7 thoughts on ““It doesn’t matter””

  1. Great article Alexander! I recall that three decades ago I could get fairly in-depth philosophical reasoning out of quite a few senior students, however, it seems those few have now dwindled. I still challenge students to give a response to the big three questions, i.e., Where did all this come from, what code should we best live by, and what happens after our last breath? Amazingly they are indifferent. Your correct, it seems nothing matters anymore.
    Any research on Millennials can be summed up with that they believe in human rights more than religion. In connecting with spirituality, they believe in the concept that all human beings are equal, which explains the socialist bent.

  2. What does matter to them? Not God – fewer and fewer claim any religious affiliation. Not love and family – fewer and fewer are getting married. Not a job well done – pay attention to standard customer service these days.

    We just celebrated Memorial Day here in the U.S. Each year I think about the men who died trying to preserve our liberty and our way of life – things that people today are giving (voting) away at every opportunity. I wonder if there is anything that people today would consider worth dying for?

    When the popular ideas of society and politics become too overbearing I think of our small Latin Mass community. The people are nice, well read, engaging, willing to listen and share ideas, and in favor of large, loving families. Today’s malcontents are usually loud and get most of the attention in mainstream and social media, but they are not the only people and those are not the only views. Thank God!

    The Closing of the American Mind has been on my reading list for a few years – along with so many other books that I struggle to make time for.
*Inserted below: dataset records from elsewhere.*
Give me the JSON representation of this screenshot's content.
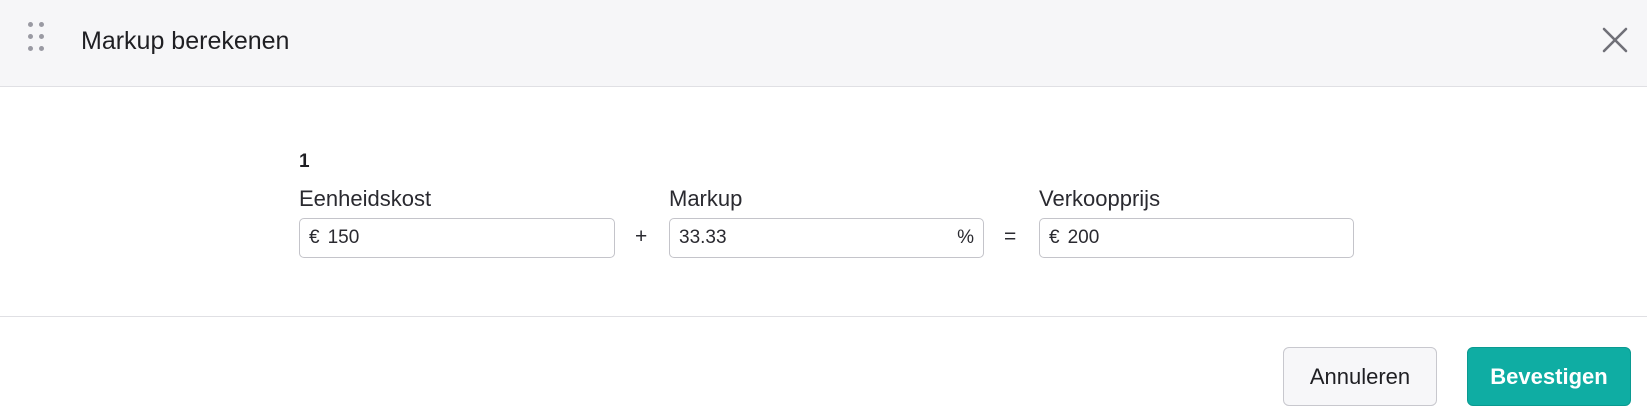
{
  "dialog": {
    "title": "Markup berekenen",
    "close_icon": "close-icon",
    "drag_icon": "drag-handle-icon"
  },
  "calculator": {
    "row_number": "1",
    "unit_cost": {
      "label": "Eenheidskost",
      "prefix": "€",
      "value": "150"
    },
    "plus_operator": "+",
    "markup": {
      "label": "Markup",
      "value": "33.33",
      "suffix": "%"
    },
    "equals_operator": "=",
    "sale_price": {
      "label": "Verkoopprijs",
      "prefix": "€",
      "value": "200"
    }
  },
  "footer": {
    "cancel_label": "Annuleren",
    "confirm_label": "Bevestigen"
  },
  "colors": {
    "accent": "#0fada3",
    "header_bg": "#f6f6f8"
  }
}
    1. I read it when it first came out, and gasped. Having reread it recently, I realised I’ve developed since then. So just an approving nod this time, not a gasp. And even a few disagreements. But I still recommend the book wholehearedly.

  3. But what if the young doctor is right? What if it really doesn’t matter? What if all the things valued by conservatives are merely the evolutionary byproducts of a bewildered ape?!

  4. “Contrary to what T.S. Eliot wrote, the world will end with neither a whimper nor a bang. It’ll end with an indifferent shrug.”

    Correct. By the year 2100 indigenous European people will be a minority in their nations according to all the projections. And I imagine that will be the reaction a big shrug, if big at all. “And what can we do anyhow” will be the refrain.

  5. There are ways to challenge this.

    “Are you sure it doesn’t matter? Maybe it is just you who doesn’t matter?”